Constituted in the manner just indicated, the Committee on Resolutions promptly and unanimously agreed on every article of the Democratic creed, except that relating to slavery. Here they divided, stubbornly and irreconcilably. The fifteen slave States, re-enforced by California and Oregon, gave to the Southern interest a majority of one vote on the committee. The other free States, sixteen in all, were hostile to the extreme Southern demands, and reported a resolution, which they were willing to accept.
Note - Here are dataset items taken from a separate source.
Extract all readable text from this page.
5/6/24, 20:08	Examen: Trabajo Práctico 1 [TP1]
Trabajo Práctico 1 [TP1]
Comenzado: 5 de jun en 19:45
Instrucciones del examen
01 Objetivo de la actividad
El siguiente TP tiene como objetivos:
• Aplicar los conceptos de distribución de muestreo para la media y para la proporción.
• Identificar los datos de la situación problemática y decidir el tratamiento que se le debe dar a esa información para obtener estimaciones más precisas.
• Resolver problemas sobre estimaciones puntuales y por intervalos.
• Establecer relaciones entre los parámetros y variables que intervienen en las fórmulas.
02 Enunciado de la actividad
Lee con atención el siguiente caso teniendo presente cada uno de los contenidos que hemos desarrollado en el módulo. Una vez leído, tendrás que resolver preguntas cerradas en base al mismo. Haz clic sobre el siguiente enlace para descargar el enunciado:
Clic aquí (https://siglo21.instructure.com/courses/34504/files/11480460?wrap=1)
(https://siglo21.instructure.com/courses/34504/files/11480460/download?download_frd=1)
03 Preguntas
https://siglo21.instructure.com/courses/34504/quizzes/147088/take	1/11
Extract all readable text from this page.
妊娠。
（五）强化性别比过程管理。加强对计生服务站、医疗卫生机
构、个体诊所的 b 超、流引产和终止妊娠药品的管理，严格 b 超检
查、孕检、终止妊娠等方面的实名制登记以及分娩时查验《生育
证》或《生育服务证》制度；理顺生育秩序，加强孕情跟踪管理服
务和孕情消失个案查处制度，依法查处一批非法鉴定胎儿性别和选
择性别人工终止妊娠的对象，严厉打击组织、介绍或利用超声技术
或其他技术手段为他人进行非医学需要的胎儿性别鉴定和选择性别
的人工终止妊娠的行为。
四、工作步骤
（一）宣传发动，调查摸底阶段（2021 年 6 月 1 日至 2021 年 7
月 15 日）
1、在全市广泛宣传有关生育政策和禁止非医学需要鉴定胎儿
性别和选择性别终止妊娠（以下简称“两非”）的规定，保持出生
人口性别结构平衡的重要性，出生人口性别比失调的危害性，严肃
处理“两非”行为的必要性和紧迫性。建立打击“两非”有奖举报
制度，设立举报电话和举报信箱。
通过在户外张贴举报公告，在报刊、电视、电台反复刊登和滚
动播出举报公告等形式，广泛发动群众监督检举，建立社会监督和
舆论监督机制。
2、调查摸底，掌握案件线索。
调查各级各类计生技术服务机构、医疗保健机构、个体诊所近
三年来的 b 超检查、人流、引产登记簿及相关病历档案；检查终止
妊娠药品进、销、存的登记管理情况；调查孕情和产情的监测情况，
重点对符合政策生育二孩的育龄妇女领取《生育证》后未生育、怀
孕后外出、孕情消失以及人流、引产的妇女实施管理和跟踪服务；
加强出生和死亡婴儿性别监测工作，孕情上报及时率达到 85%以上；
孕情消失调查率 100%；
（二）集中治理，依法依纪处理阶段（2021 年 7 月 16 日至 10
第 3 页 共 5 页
The South required an explicit assertion of the right of citizens to settle in the Territories with their slaves,—a right not "to be destroyed or impaired by Congressional or Territorial legislation." They required the further declaration that it is the duty of the Federal Government, when necessary, to protect slavery "in the Territories, and wherever else its constitutional authority extends." This was in substance, and almost identically in language, the extreme creed put forth by the Southern Democratic senators in the winter of 1858-59, after the "popular sovereignty" campaign of Douglas against Lincoln. It was the most advanced ground ever taken by the statesmen of the South, and its authorship was generally ascribed to Judah F. Benjamin, senator from Louisiana. Its introduction in the Charleston platform was intended apparently as an insult to Douglas. The evident purpose was to lay down doctrines and prescribe tests which Douglas could not accept, and thus to exclude him, not only from candidacy, but from further participation in the councils of the party.